ModernBERT-Ja-30M
Property | Value |
---|---|
Total Parameters | 37M |
Architecture Parameters | 10M (without embeddings) |
Dimension | 256 |
License | MIT |
Model Type | Masked Language Model |
Context Length | 8,192 tokens |
What is modernbert-ja-30m?
ModernBERT-Ja-30M is an innovative Japanese language model that combines local and global attention mechanisms to process long sequences efficiently. Developed by SB Intuitions, it's trained on a massive corpus of 4.39T tokens of Japanese and English text, featuring a vocabulary size of 102,400. The model represents a significant advancement in Japanese language processing, incorporating modern architectural improvements like RoPE (Rotary Position Embedding).
Implementation Details
The model employs a sophisticated three-stage training process: initial pre-training on 3.51T tokens, followed by two context extension phases using high-quality data. The architecture features 10 layers with an intermediate dimension of 1024, utilizing a combination of global and local attention patterns (1 layer + 2 layers).

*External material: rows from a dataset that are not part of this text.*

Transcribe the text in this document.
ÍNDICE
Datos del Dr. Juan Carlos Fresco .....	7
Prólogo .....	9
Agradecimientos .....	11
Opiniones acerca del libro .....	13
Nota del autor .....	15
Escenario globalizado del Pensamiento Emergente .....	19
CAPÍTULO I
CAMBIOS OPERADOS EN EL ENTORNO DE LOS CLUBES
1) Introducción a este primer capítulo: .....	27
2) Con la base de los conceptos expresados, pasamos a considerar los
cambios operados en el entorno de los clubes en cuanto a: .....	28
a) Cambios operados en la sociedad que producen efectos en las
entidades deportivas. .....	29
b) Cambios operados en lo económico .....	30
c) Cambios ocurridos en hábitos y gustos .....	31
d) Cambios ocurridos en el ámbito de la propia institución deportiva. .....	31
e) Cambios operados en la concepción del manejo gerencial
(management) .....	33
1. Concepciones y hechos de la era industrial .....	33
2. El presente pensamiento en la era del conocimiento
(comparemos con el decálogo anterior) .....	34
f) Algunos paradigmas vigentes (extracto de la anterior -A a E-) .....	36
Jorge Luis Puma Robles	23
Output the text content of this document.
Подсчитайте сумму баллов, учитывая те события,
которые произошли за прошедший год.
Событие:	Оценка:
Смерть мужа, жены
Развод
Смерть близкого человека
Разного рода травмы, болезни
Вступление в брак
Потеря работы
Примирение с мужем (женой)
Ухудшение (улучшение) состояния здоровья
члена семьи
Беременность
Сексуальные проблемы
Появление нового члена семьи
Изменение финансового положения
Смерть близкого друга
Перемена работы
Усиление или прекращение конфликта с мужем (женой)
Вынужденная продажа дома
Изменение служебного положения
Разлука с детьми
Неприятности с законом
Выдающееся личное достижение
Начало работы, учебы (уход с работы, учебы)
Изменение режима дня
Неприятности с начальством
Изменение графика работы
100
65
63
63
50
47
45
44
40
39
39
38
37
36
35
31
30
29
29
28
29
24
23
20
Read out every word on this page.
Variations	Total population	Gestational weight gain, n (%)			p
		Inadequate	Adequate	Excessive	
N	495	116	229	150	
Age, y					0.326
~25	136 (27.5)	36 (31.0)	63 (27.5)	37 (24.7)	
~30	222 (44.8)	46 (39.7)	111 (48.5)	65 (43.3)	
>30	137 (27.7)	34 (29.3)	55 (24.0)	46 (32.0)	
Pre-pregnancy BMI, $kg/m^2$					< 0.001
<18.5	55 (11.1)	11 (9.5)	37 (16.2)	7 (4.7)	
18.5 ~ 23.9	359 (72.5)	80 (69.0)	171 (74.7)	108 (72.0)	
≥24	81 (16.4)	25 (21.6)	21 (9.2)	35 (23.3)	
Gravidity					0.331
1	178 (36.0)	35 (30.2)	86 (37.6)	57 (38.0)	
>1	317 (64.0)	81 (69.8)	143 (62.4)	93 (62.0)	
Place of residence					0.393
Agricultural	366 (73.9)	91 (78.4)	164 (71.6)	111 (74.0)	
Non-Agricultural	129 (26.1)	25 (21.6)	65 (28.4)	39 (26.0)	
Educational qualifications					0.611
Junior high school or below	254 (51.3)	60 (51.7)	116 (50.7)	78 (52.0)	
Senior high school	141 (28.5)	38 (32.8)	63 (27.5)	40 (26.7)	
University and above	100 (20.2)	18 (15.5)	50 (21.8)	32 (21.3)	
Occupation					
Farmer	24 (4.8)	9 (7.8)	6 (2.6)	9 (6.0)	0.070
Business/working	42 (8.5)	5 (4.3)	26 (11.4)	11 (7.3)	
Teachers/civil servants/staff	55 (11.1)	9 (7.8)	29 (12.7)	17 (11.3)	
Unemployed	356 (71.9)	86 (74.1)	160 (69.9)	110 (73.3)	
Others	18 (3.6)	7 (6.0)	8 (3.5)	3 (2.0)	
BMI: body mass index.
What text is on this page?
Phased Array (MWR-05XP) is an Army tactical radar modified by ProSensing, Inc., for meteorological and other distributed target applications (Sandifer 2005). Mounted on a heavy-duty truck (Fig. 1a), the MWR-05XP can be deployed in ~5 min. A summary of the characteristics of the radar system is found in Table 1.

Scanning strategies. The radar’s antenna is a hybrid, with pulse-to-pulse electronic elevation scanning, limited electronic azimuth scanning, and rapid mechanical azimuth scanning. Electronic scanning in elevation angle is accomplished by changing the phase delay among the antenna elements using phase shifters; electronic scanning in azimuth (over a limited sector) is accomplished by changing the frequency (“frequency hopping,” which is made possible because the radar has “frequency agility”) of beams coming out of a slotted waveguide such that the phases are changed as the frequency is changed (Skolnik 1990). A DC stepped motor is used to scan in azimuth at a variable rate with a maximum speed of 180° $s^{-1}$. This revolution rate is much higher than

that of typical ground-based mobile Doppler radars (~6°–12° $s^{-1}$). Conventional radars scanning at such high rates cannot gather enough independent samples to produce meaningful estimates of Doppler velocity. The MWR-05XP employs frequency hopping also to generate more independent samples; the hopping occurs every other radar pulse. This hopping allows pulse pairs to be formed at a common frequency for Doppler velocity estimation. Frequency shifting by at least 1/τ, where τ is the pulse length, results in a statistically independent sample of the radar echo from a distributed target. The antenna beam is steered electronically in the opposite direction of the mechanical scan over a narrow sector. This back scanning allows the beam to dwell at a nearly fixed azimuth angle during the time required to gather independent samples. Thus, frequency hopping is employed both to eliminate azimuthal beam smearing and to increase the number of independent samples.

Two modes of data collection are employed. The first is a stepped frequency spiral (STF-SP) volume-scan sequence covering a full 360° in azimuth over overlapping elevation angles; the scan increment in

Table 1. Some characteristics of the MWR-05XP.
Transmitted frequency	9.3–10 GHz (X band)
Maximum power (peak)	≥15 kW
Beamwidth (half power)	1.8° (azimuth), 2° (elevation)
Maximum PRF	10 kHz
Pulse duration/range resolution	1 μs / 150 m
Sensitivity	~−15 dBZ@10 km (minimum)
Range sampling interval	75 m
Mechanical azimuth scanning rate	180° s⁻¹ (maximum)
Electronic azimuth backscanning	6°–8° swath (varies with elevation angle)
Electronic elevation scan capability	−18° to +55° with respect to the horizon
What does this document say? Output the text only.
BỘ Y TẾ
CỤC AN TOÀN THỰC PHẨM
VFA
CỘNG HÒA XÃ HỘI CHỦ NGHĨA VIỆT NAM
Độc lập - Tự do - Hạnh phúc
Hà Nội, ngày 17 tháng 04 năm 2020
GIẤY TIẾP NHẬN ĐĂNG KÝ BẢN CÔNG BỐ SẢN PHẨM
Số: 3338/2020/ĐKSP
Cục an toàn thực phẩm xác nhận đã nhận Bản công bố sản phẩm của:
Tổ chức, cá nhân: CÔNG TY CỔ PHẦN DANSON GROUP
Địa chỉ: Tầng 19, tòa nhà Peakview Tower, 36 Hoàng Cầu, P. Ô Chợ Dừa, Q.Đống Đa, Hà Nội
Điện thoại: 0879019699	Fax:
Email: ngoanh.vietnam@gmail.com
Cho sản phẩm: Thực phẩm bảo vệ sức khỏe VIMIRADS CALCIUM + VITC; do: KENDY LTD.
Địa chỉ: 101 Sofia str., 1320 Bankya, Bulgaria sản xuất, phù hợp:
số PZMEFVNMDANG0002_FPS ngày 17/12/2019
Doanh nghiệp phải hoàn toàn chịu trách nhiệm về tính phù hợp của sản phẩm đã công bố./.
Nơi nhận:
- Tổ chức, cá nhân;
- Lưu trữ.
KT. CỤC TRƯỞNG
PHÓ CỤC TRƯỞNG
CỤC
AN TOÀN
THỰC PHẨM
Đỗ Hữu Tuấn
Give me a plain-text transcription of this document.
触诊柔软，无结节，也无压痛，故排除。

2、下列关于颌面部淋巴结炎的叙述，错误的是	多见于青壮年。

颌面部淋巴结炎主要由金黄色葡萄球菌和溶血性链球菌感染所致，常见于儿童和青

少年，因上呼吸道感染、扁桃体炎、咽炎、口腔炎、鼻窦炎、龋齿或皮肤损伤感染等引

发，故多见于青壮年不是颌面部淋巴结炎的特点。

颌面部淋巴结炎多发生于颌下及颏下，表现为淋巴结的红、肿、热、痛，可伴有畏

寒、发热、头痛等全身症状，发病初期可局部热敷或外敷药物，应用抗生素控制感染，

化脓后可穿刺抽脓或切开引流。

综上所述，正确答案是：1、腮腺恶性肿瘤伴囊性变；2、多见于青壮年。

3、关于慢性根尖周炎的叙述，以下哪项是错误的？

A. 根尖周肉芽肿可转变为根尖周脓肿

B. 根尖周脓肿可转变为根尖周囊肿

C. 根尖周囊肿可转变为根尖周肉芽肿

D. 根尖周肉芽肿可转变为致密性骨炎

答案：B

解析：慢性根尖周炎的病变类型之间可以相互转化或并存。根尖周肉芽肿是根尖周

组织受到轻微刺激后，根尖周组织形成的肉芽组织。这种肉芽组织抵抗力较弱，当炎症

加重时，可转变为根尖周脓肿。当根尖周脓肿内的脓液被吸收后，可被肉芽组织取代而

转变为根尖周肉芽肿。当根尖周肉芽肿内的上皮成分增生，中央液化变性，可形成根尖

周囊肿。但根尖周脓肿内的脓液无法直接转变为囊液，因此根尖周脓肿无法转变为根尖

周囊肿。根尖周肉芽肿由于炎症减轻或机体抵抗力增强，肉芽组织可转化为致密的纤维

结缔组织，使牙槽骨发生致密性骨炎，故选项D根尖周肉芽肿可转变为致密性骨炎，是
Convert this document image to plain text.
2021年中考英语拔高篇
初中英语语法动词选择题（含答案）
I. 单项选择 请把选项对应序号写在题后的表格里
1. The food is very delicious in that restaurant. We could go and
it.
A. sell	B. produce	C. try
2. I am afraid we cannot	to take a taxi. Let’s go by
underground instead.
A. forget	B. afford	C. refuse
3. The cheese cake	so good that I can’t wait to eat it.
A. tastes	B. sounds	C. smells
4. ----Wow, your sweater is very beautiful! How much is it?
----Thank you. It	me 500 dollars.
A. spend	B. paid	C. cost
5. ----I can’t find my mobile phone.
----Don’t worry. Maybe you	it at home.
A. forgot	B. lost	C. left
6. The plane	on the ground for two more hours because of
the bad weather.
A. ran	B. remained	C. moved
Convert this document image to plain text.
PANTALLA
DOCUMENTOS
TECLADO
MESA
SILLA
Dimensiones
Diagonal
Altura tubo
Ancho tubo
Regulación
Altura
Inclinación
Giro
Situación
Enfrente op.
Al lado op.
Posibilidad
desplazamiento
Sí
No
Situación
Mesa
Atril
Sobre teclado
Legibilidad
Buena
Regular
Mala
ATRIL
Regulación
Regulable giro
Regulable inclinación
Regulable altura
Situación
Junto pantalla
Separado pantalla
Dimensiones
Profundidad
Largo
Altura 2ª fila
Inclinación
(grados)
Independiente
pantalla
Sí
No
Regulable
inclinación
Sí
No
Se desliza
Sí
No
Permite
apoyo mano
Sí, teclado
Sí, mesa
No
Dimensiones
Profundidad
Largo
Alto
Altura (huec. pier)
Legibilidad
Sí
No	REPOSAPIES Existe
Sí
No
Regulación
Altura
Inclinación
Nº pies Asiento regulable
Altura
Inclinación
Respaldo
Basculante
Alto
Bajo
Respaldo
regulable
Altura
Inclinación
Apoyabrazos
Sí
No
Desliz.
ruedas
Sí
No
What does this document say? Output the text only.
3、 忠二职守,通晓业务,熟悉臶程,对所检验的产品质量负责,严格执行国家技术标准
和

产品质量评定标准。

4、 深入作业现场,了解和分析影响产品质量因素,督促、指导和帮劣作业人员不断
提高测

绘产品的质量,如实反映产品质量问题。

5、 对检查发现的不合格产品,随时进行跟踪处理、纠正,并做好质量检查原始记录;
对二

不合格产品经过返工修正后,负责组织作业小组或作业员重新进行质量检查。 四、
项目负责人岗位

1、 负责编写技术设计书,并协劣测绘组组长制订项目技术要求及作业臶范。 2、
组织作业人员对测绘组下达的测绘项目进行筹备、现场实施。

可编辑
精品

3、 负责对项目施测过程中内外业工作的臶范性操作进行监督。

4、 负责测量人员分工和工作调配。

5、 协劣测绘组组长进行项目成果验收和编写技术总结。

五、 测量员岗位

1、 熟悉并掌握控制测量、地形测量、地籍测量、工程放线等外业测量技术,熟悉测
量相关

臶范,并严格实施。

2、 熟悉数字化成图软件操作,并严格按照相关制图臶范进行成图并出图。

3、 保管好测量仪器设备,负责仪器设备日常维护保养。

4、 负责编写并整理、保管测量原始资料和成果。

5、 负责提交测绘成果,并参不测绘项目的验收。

- Sliding window attention with 128-token context size
- Global RoPE theta: 160,000
- Local RoPE theta: 10,000
- GELU activation function
- Unigram language model tokenizer with byte fallback
Core Capabilities
- Masked language modeling with strong performance on short sequences
- Efficient processing of sequences up to 8,192 tokens
- Achieves 85.67% average score across 12 evaluation datasets
- Excellent performance on various tasks including JGLUE benchmarks
- Direct raw text processing without pre-tokenization
Frequently Asked Questions
Q: What makes this model unique?
The model's distinctive feature is its hybrid attention mechanism combining local and global attention, allowing it to handle long sequences efficiently while maintaining strong performance on shorter texts. It's also notable for its extensive training on both Japanese and English data, totaling 4.39T tokens.
Q: What are the recommended use cases?
The model is primarily designed for masked language modeling and fine-tuning on downstream tasks. It's particularly effective for tasks requiring understanding of Japanese text, though it's not recommended for text generation tasks or token classification tasks like named entity recognition.